Robinhood has recently revealed that hackers stole thousands phone numbers of users, indicating that a November 3rd security breach compromised more information than the company originally reported. More precisely, the list contains around 4,400 phone numbers according to Motherboard, which reportedly obtained the list from a proxy for the hackers.
Robinhood told Motherboard that it still believes information like Social Security, bank account, and debit card numbers weren’t compromised, but that it’s also analyzing other text entries in one of the lists the hackers obtained. The company also posted this information in an update to its original blog post about the incident and said that it would continue making appropriate disclosures to affected people.
Earlier this month, Robinhood reported that an employee falling victim to a social engineering attack led to hackers obtaining 5 million customers emails, and 2 million customers names.

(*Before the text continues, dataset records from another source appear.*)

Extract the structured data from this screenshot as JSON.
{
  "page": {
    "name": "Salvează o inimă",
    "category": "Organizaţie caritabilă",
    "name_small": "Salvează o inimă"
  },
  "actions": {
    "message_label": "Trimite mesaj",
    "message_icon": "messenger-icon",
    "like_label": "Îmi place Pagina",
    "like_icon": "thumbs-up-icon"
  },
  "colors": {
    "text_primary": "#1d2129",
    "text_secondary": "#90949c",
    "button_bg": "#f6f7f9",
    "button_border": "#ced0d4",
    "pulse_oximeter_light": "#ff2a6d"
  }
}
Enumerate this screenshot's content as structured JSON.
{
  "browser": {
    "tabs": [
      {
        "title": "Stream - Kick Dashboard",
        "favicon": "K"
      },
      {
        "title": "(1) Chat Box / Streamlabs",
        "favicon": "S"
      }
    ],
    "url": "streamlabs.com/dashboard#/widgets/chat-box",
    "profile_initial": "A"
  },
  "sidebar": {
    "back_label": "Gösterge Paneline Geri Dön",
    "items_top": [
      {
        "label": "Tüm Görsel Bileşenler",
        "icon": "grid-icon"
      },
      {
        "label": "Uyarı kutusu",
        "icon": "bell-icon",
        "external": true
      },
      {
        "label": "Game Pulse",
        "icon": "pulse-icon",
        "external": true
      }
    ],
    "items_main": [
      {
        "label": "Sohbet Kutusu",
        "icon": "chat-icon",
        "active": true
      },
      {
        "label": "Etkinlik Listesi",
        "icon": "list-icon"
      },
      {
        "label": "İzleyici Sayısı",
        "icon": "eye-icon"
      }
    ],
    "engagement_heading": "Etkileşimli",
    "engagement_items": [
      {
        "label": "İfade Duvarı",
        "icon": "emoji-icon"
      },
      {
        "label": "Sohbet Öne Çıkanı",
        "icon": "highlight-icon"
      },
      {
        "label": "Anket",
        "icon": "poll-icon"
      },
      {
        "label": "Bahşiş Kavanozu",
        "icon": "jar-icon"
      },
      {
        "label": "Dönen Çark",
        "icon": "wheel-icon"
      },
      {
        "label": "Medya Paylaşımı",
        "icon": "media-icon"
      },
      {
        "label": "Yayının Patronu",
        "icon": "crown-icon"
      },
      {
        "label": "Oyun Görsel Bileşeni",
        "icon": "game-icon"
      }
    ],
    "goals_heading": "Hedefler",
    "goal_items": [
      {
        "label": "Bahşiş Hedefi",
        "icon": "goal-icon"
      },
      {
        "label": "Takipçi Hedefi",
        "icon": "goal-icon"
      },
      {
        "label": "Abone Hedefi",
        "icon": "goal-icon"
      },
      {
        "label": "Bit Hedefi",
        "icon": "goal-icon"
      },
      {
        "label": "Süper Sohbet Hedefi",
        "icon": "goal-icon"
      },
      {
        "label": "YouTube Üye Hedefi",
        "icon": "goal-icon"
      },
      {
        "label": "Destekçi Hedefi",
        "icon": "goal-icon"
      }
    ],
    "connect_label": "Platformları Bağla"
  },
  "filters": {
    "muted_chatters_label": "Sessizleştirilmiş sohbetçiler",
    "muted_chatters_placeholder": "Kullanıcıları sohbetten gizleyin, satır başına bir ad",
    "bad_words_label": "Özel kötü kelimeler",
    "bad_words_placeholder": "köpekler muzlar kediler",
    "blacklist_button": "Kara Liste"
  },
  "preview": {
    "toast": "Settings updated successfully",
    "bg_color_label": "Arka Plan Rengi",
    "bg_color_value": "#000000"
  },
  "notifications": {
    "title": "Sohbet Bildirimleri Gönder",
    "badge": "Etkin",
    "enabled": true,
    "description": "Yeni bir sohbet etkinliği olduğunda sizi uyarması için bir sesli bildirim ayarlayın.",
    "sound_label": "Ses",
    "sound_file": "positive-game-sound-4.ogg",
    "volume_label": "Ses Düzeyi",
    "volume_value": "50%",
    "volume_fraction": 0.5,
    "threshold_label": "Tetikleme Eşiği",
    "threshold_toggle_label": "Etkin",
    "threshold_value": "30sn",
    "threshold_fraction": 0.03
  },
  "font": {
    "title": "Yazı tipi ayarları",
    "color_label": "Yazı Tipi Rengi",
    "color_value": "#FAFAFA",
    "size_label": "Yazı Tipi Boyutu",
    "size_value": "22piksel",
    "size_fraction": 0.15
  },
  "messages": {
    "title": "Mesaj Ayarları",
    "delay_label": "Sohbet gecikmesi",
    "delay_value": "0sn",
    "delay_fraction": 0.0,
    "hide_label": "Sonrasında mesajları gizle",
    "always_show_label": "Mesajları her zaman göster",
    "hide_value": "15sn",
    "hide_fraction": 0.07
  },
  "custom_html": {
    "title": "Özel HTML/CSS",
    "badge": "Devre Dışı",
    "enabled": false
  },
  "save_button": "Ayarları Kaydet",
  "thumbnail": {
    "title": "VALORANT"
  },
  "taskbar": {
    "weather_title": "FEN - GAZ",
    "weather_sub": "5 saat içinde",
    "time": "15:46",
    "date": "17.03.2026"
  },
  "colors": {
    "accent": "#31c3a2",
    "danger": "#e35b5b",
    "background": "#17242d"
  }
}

Additionally, around 300 customers had more details like zip codes and dates of birth stolen, while 10 customers had “more extensive account details revealed. Phone numbers weren’t mentioned in the company’s original post.
As Motherboard points out, access to Robinhood users’ phone numbers could make the users vulnerable to SIM swapping, or targeted phishing attacks from the hackers or anyone to whom they sold the numbers. It’s also concerning that Robinhood hadn’t released this information until more than a week after it first disclosed the attack.
While it’s possible the company wasn’t aware the phone numbers had been taken, that’s not a particularly reassuring explanation.